THE KAUKAUNA TIMES celebrates its thirty-fourth birthday today and launches off into a new year with increased energy, for a new firm name is hoisted to the top of our editorial column, that of the RAUGHT BROS. We say new, for it will be a new firm name to the business world, but as far as Kaukauna's people are concerned, the change will really mean nothing new. Aside from the change in the firm name, through the entry of M. A. Raught into part ownership, there will be no marked change in the business management, the policy of the paper or the promptness with which we will endeavor to serve our patrons.


 

September 19, 1913

An article from the St. Paul Dispatch has reached our desk telling of a 2,000-mile hike being made by Erhard Reichel of Kaukauna. The picture shows Reichel with his two wheeled barrow, his dog, and his violin. Erhard   left   Ironwood, Michigan, June 10 and expects to make the round trip by December. He will have touched Michigan, Wisconsin, Minnesota, Iowa, and Illinois. He earns his expenses enroute by selling post cards and entertaining on his violin. Erhard will be remembered by many in Kaukauna as the violinist who played at the first moving picture theatre that opened in Kaukauna.
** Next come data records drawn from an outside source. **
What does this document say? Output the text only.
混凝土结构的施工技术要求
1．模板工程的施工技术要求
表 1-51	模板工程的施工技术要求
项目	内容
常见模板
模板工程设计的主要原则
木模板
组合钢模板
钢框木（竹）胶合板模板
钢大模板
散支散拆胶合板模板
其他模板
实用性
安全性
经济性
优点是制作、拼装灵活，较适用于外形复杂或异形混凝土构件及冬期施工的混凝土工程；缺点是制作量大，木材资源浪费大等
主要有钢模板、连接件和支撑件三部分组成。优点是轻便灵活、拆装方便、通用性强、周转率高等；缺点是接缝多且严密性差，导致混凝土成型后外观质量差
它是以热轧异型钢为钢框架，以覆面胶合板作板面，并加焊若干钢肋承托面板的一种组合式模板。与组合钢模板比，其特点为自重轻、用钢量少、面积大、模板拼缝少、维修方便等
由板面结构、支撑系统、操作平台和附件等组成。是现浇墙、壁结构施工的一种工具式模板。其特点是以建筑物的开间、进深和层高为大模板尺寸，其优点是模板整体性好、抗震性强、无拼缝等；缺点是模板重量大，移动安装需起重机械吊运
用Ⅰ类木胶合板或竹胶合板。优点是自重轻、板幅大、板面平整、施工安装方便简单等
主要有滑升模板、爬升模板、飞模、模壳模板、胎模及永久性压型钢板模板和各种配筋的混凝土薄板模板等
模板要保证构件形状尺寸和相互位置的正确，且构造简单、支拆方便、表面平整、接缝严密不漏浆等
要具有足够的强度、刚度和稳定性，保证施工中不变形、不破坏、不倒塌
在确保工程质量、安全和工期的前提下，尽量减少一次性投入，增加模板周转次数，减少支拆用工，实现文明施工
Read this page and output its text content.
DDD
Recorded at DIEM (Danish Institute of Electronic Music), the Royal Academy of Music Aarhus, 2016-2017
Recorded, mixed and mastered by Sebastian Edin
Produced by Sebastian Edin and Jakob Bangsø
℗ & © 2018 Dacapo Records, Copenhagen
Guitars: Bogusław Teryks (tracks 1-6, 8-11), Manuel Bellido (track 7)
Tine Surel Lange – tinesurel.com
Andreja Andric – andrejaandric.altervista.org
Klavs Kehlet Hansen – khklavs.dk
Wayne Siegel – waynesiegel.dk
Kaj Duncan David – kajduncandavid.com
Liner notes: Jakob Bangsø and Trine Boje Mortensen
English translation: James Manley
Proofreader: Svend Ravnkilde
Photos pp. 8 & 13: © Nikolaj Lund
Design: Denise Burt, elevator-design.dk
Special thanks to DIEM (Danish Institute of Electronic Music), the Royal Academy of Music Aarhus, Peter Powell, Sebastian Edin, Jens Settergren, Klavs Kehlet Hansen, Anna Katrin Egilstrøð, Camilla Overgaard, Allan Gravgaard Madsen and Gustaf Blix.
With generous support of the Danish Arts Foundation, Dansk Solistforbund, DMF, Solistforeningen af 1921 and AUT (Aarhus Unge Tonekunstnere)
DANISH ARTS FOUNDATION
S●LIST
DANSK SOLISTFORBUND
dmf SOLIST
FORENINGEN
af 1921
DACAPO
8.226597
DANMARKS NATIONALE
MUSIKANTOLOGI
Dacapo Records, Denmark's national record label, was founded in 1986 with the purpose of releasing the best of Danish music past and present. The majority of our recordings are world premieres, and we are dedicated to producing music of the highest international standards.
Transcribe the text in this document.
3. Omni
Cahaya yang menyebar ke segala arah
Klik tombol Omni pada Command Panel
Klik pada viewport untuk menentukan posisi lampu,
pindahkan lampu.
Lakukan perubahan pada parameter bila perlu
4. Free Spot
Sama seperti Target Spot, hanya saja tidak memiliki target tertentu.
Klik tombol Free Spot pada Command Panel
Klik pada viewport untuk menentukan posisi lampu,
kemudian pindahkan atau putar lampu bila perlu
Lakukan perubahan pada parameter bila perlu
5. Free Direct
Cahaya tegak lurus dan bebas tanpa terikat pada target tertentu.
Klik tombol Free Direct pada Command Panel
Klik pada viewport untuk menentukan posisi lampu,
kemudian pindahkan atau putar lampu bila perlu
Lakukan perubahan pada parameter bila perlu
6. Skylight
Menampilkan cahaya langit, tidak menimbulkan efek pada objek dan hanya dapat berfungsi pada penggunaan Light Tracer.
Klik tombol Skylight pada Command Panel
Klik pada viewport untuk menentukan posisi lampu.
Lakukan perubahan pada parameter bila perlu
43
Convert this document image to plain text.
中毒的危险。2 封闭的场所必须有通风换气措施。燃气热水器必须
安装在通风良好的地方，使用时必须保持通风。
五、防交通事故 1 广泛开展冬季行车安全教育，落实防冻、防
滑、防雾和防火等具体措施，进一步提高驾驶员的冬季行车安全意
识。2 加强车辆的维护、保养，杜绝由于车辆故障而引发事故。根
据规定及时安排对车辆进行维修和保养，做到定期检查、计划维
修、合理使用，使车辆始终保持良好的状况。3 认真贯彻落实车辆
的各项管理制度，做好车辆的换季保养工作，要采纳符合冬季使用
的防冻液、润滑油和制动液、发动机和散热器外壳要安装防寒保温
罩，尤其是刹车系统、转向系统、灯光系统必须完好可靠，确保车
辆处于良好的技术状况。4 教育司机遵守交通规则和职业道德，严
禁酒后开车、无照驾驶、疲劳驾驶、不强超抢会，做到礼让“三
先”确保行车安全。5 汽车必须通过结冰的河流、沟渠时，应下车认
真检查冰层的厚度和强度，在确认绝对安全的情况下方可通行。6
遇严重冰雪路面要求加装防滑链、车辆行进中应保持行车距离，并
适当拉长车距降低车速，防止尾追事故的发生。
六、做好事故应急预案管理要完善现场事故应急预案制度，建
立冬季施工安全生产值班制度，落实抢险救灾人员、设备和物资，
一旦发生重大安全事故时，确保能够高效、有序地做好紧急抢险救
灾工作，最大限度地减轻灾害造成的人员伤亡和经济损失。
The valuable collection of old letters, documents, relics, etc., which Dr. H. B. Tanner received by his father-in-law James M. Boyd was sold to a man from New York who makes a business of buying antiquities. Along with the collection Dr. Tanner included his entire private library of books which was the finest in Kaukauna. Dr. Tanner saved a few things of historical importance to Kaukauna which he turned over to the Kaukauna library. These items include an autograph letter by Dominick DuCharme, the first white settler who came to Kaukauna in 1790. 



Oneida Indians are in demand by the Northern Land and Timber Co. of this city who are engaged in lumbering in Forest County. Mr. Baken has twenty-four of these expert axe men chopping for him and hopes to get fifty more of them.  He is paying $4.00 a day, which is a good wage.

 

September 26, 1913

Cold? Well, we should snort! Snow on the 20th of September is sure going some. The mercury has dropped to thirty-six degrees above zero between Saturday and Sunday. Although there wasn't much of the white stuff here, points further north received good amounts of it.

The hardest thing for an inexperienced automobile driver to learn is why people can’t keep out of the way. After the killing of 110 persons in Chicago this year by automobiles, the authorities of that city have taken measured resulting in a great decrease of causalities.